Entonces, ¿para qué vivir y cómo amar si no exigimos nada de los otros? Es una pregunta que no puede responderse, pues parte de un equívoco: en realidad, sólo podemos amar y vivir plenamente cuando no exigimos nada. El amor y la vida plena emergen cuando renunciamos a poner el mundo y a los otros al servicio de nuestras necesidades. Vivir no es llenar un vacío o completarnos, es tomar conciencia de la potencialidad que somos y, junto a los demás, actualizarla en cada instante. Amar no es esperar que otro llene ese vacío o que nos complete: es tomar conciencia de la potencialidad que es y darle espacio para que en cada instante la actualice. «Pero necesito que algo sea sólido y seguro para poder amarlo.» Entonces morirás sin haber amado nunca, pues no hay nada sólido ni seguro, salvo tu propia capacidad de amar.
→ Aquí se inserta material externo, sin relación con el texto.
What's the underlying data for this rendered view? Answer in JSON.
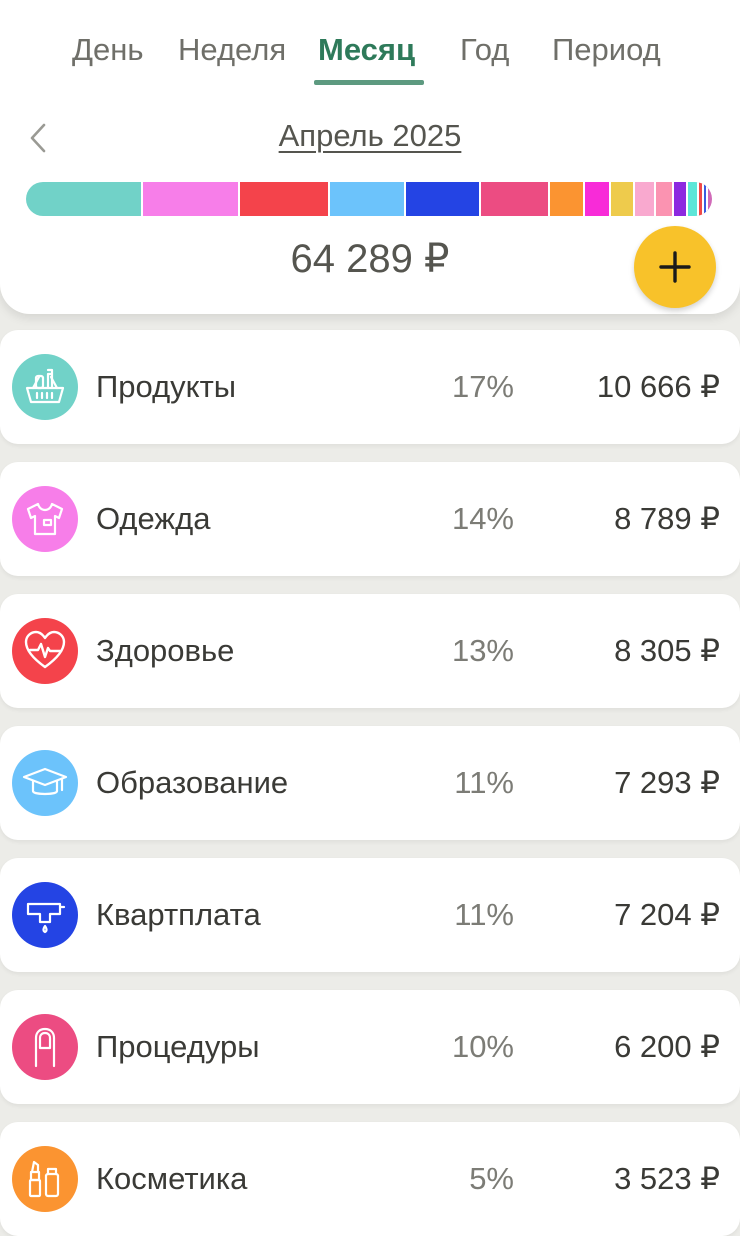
{
  "tabs": [
    {
      "label": "День",
      "active": false
    },
    {
      "label": "Неделя",
      "active": false
    },
    {
      "label": "Месяц",
      "active": true
    },
    {
      "label": "Год",
      "active": false
    },
    {
      "label": "Период",
      "active": false
    }
  ],
  "header": {
    "month_label": "Апрель 2025",
    "total": "64 289 ₽",
    "back_icon": "chevron-left-icon",
    "add_icon": "plus-icon"
  },
  "distribution_bar": [
    {
      "category": "Продукты",
      "color": "#71d2c8",
      "share": 17
    },
    {
      "category": "Одежда",
      "color": "#f77ee9",
      "share": 14
    },
    {
      "category": "Здоровье",
      "color": "#f4434b",
      "share": 13
    },
    {
      "category": "Образование",
      "color": "#6cc3fb",
      "share": 11
    },
    {
      "category": "Квартплата",
      "color": "#2444e4",
      "share": 11
    },
    {
      "category": "Процедуры",
      "color": "#ec4c82",
      "share": 10
    },
    {
      "category": "Косметика",
      "color": "#fb9431",
      "share": 5
    },
    {
      "color": "#f82bd8",
      "share": 3.8
    },
    {
      "color": "#eecb4c",
      "share": 3.5
    },
    {
      "color": "#f9a9cf",
      "share": 3.0
    },
    {
      "color": "#fb93b1",
      "share": 2.6
    },
    {
      "color": "#8d29e0",
      "share": 2.0
    },
    {
      "color": "#5de6d8",
      "share": 1.6
    },
    {
      "color": "#f04848",
      "share": 0.8
    },
    {
      "color": "#3b5bdf",
      "share": 0.6
    },
    {
      "color": "#d06ab8",
      "share": 0.5
    }
  ],
  "categories": [
    {
      "name": "Продукты",
      "percent": "17%",
      "amount": "10 666 ₽",
      "color": "#71d2c8",
      "icon": "grocery-basket-icon"
    },
    {
      "name": "Одежда",
      "percent": "14%",
      "amount": "8 789 ₽",
      "color": "#f77ee9",
      "icon": "tshirt-icon"
    },
    {
      "name": "Здоровье",
      "percent": "13%",
      "amount": "8 305 ₽",
      "color": "#f4434b",
      "icon": "heart-pulse-icon"
    },
    {
      "name": "Образование",
      "percent": "11%",
      "amount": "7 293 ₽",
      "color": "#6cc3fb",
      "icon": "graduation-cap-icon"
    },
    {
      "name": "Квартплата",
      "percent": "11%",
      "amount": "7 204 ₽",
      "color": "#2444e4",
      "icon": "faucet-icon"
    },
    {
      "name": "Процедуры",
      "percent": "10%",
      "amount": "6 200 ₽",
      "color": "#ec4c82",
      "icon": "nail-icon"
    },
    {
      "name": "Косметика",
      "percent": "5%",
      "amount": "3 523 ₽",
      "color": "#fb9431",
      "icon": "lipstick-icon"
    }
  ]
}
¿Cómo hacerlo? Estamos tan acostumbrados a exigir que, aunque es evidente, no lo vemos. Nos conmovemos con el trino de un pájaro o con un amanecer porque aceptamos su existencia fugaz y nos abrimos plenamente a su belleza, que no podemos poseer ni instrumentalizar. Bastaría con hacer lo mismo: dejarnos ser y acogernos como un don; pues cada momento plenamente vivido y compartido, sea de dicha o de dolor, lleva en sí su propia plenitud. Darnos cuenta de ello es encontrarnos. A nosotros mismos y con los otros.

CUATRO. La importancia de la amistad en las parejas

Salvo en el caso de las personas asexuales o que dan poca importancia al sexo, uno de los vínculos primarios de las parejas es la atracción sexual, decisiva para que nos acerquemos o no al otro.

Pero ocurre que el enamoramiento puede dejarnos, si no ciegos, sí considerablemente miopes para ver con claridad a nuestro enamorado: la atracción hace que difuminemos sus defectos y magnifiquemos sus virtudes, que interpretemos favorablemente sus ambigüedades, obviemos lo que no nos cuadra y -en último término- confiemos en poder cambiar con facilidad aquello que, manifiestamente, no encaja con nosotros.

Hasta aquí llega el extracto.